Every facet of market penetration deserves attention from empowering growers, financing processors, influencing buyers and constantly repeating this feat to ensure stable supply.

However, I will focus on an umbrella theme which I believe is the fulcrum to lever African states up the economic ladder: the role of the best and brightest young Africans living abroad, the coffee bean diaspora.

Same, same but different

The challenges facing Africa are fundamentally the same as they have been for decades. The tools for solving them however, have changed for the better.

Having first-hand exposure to the African diaspora in the US, Asia and Europe, I have observed the calibre and competence of Africa’s far-flung sprogs.

Educated at the finest institutions around the globe, brimming with expertise and experience across all fields, brisling with initiative and purpose, this cadre of the African elite has always existed and generally never returned to their homeland, for lack of equivalent opportunities to what they can find in London, Paris or New York.



There are three clearly discernable characteristics of the coffee bean diaspora: firstly, their impatience, which comes with youth. Secondly, their local knowledge and credibility, which comes from cultural affinity, and lastly their expertise, which comes from foreign education, training and exposure.

So what has changed?


Unfortunately, impatience, credibility and expertise alone have historically been inadequate to catalyse sustainable change in their countries of origin.

But two other game-changing factors have changed: technology and world economies.

Technology is stirring the global pot. Nowhere was this more evident than in the Arab Spring, where despite the evanescence of progress, the impact and influence of communication technology was undeniably the catalyst-in-chief and driver behind force majeure.

The second change, developed country economic stagnation, has oddly been to Africa’s advantage. With growth in developed countries stalled and no end in sight, Africa presents a glowing lantern of opportunity investors are hypnotically drawn to.
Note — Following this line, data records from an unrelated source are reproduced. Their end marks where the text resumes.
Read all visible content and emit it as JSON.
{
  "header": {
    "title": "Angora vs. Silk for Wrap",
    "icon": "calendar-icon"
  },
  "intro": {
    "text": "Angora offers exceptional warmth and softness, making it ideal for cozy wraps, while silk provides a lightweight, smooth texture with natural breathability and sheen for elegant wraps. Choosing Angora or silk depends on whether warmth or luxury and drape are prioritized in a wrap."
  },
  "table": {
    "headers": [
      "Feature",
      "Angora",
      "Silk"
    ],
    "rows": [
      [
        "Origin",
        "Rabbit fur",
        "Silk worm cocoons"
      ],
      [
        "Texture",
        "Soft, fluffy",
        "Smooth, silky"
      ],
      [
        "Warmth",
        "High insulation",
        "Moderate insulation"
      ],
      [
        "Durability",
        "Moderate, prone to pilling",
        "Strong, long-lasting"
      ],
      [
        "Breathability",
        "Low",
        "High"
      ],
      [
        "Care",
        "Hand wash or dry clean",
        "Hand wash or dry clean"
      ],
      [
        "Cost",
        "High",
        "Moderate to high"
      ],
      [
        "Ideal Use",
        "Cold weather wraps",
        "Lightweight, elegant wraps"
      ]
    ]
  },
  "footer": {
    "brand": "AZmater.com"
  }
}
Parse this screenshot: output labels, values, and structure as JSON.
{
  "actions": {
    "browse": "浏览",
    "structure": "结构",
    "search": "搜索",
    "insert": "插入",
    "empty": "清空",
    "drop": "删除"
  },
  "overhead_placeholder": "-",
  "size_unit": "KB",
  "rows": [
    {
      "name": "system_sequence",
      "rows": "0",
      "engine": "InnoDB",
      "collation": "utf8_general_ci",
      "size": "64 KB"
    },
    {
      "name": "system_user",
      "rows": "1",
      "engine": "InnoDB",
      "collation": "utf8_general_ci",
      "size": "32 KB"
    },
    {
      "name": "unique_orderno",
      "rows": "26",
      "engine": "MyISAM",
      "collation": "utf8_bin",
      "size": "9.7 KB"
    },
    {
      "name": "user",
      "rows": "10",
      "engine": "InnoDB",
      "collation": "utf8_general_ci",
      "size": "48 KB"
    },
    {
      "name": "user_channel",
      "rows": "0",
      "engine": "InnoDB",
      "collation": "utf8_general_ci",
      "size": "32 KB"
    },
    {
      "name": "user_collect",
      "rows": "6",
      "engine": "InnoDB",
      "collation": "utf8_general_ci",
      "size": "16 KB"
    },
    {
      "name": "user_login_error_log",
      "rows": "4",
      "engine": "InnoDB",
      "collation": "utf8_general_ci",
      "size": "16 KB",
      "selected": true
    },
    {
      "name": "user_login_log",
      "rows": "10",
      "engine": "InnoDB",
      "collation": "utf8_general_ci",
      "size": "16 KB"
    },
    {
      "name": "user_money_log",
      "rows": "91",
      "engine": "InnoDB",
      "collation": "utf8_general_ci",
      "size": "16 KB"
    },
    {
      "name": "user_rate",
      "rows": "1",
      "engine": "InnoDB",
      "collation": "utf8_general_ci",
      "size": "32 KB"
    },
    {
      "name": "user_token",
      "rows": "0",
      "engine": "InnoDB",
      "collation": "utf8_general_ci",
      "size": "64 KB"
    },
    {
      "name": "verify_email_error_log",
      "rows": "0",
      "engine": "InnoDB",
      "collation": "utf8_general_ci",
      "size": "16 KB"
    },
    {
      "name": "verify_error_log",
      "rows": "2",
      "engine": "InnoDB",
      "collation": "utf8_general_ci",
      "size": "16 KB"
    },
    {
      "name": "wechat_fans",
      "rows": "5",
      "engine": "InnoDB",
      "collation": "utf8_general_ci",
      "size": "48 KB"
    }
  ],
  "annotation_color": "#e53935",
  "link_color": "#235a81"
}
Wake up and smell the coffee
 
The dovetailing of Africa’s rising economic attractiveness and developed country economic doldrums presents a unique opportunity for the African diaspora to capitalise on.

With the reversal of fortunes in where the axis of opportunity lies, the coffee bean diaspora can harness these five factors to drive Pan-African change.

The role of the coffee bean diaspora is similar in many ways to coffee itself - small in number yet pungent in flavour, it has the power to influence and impact orders of magnitude above its quantitative stature.

Incentives are now aligned for this revolution to erupt; the long-dormant ethical imperative to act lies dormant no more.
Africa’s history presents few bright spots, but that is changing fast – and the coffee bean diaspora have it in their power to catalyse the continent’s pivot across industry, society and politics alike.

It is high time for this next generation of African leaders to wake up and smell the coffee.